Apressei o passo, o papá também o fez, atrás de mim. E, de repente, detive-me. Fiquei a olhar, fascinado, uma teia de aranha incrivelmente grande que pendia entre dois ramos. E que, por causa da lua, do orvalho ou sei lá que fenómeno, brilhava na escuridão, como nos filmes. Nunca tinha visto nada assim. Fiquei a olhar, até que o papá, com um pau, rasgou a teia. A aranha, que eu não tinha visto até àquele momento, caiu para o chão. Era grande, rápida, e negra, mas o papá esmagou-a com o pé. «Já chega de disparates», disse, e obrigou-me a continuar a caminhar para o carro. Não protestei, mas pesavam-me os pés e tinha frio. Por isso, corri para tirar aquela sensação de dentro de mim. Corri para o nosso carro sem olhar para os lados, ignorando os gritos do papá. Só vi o camião quando os seus faróis apareceram como olhos de animal na noite, mesmo depois da curva, e me encandearam. Não pude gritar, a minha boca não emitiu nenhum som, o silêncio era tão grande que parecia que nos ia comer, e tudo aconteceu em câmara lenta. O papá gritou, sim, muito. E sei que, nesse momento, o tempo parou. O camião ficou parado, apenas a um par de metros, os faróis sobre mim. Recordo o cheiro a gasolina. O papá com a boca aberta, e toda a mata quieta. O silêncio total. Nem as folhas respiravam. Atravessei a estrada, corri para o nosso carro e meti-me lá dentro. Ao fechar a porta, tudo voltou a ativar-se. O camião passou com um estrondo, o papá atravessou a estrada, gritou-me do exterior, encheu o depósito de gasolina e, sem me dizer mais nada, conduziu até ao hospital. A mamã havia semanas que estava internada, e já quase não nos deixavam vê-la.
Passaram quase trinta anos desde aquela noite, mas sei que ontem aconteceu a mesma coisa. Neste momento, o papá não podia gritar, o seu corpo descansava dentro de uma caixa de madeira, do outro lado de um vidro. Tão quieto como tudo o resto. Levantei-me devagar, tentando separar-me com cuidado da avó, inclinada para mim. Como da primera vez, era a única coisa que podia mover-se. Caminhei devagar até à outra sala, onde estava o corpo do papá. Ali, aproximei-me da vitrine e toquei no vidro com as duas mãos. Estava tão limpo que parecia não existir, apertei os dedos, quis sujá-lo, deixar uma marca. Colei-me o mais que pude para observar o papá. Por um momento, pensei que o veria respirar, mover-se, levantar-se e ativar, outra vez, o mecanismo que fazia com que o mundo se movesse. Mas não.

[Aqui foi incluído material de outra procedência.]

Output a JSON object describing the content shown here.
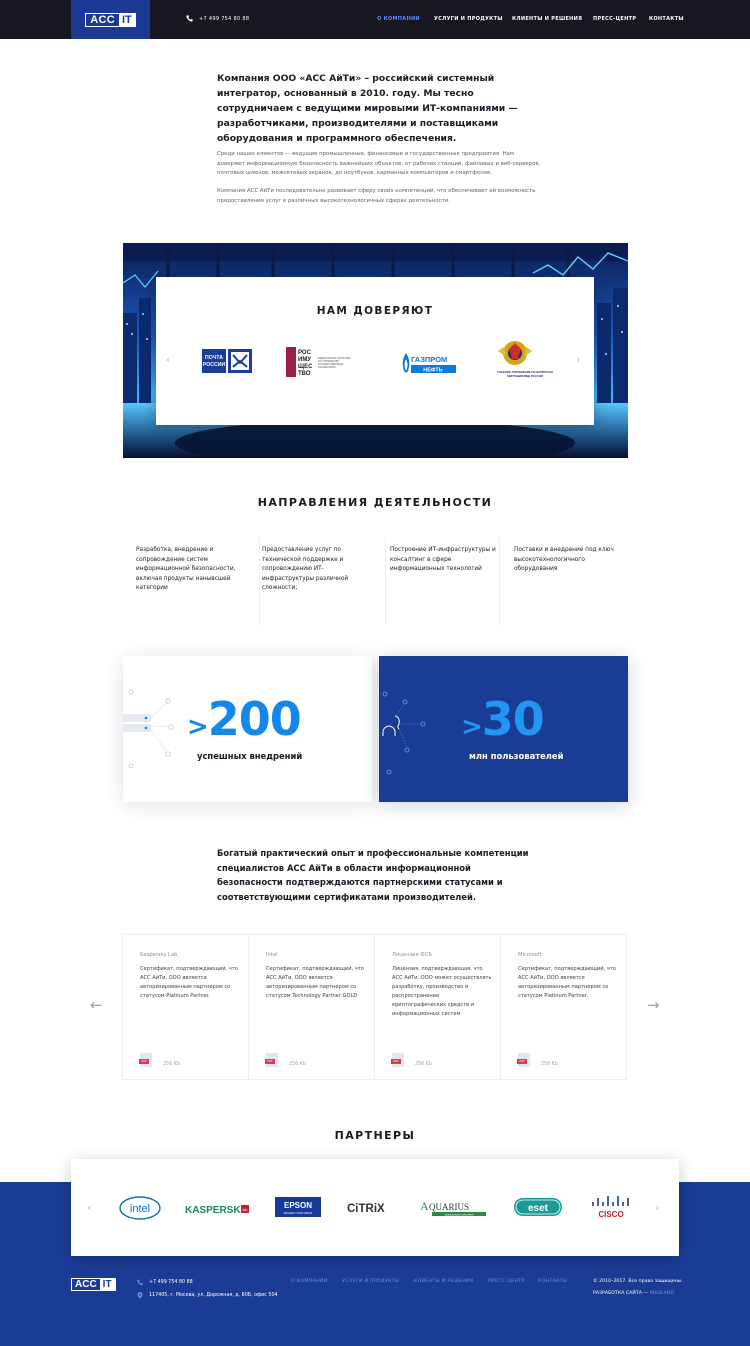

O papá continuava tão quieto como o resto das coisas.
Quis respirar muito devagar, o mais devagar possível, só para tentar não me mover, integrar-me no tempo parado. Ficar ali, tão estático como os outros. Obriguei-me a não pestanejar, forcei os olhos ao máximo, até que já não pude mais. Então, com rapidez, caminhei até à aranha. Pus-me em bicos dos pés para cortar o fio invisível lá em cima, o fio que, agora, era fino e duríssimo. Segurando o fio entre dois dedos, com cuidado para não deixar cair a aranha que pendia no final do mesmo, entrei na sala onde estava o papá. Fazia frio lá dentro. O cheiro encerrado das flores atingiu-me o estômago, mas aproximei-me, decidido, do caixão. Não o tinha feito até então. Percorri com o olhar o corpo do papá desde os pés, embutidos nuns sapatos lustrosos, até à cabeça. Olhei para a sua boca, para as suas mãos, aquelas mãos tão suas, cruzadas sobre o ventre. E depois, suavemente, coloquei o fio da aranha mesmo por cima da sua cabeça, a aranha quase colada ao seu rosto.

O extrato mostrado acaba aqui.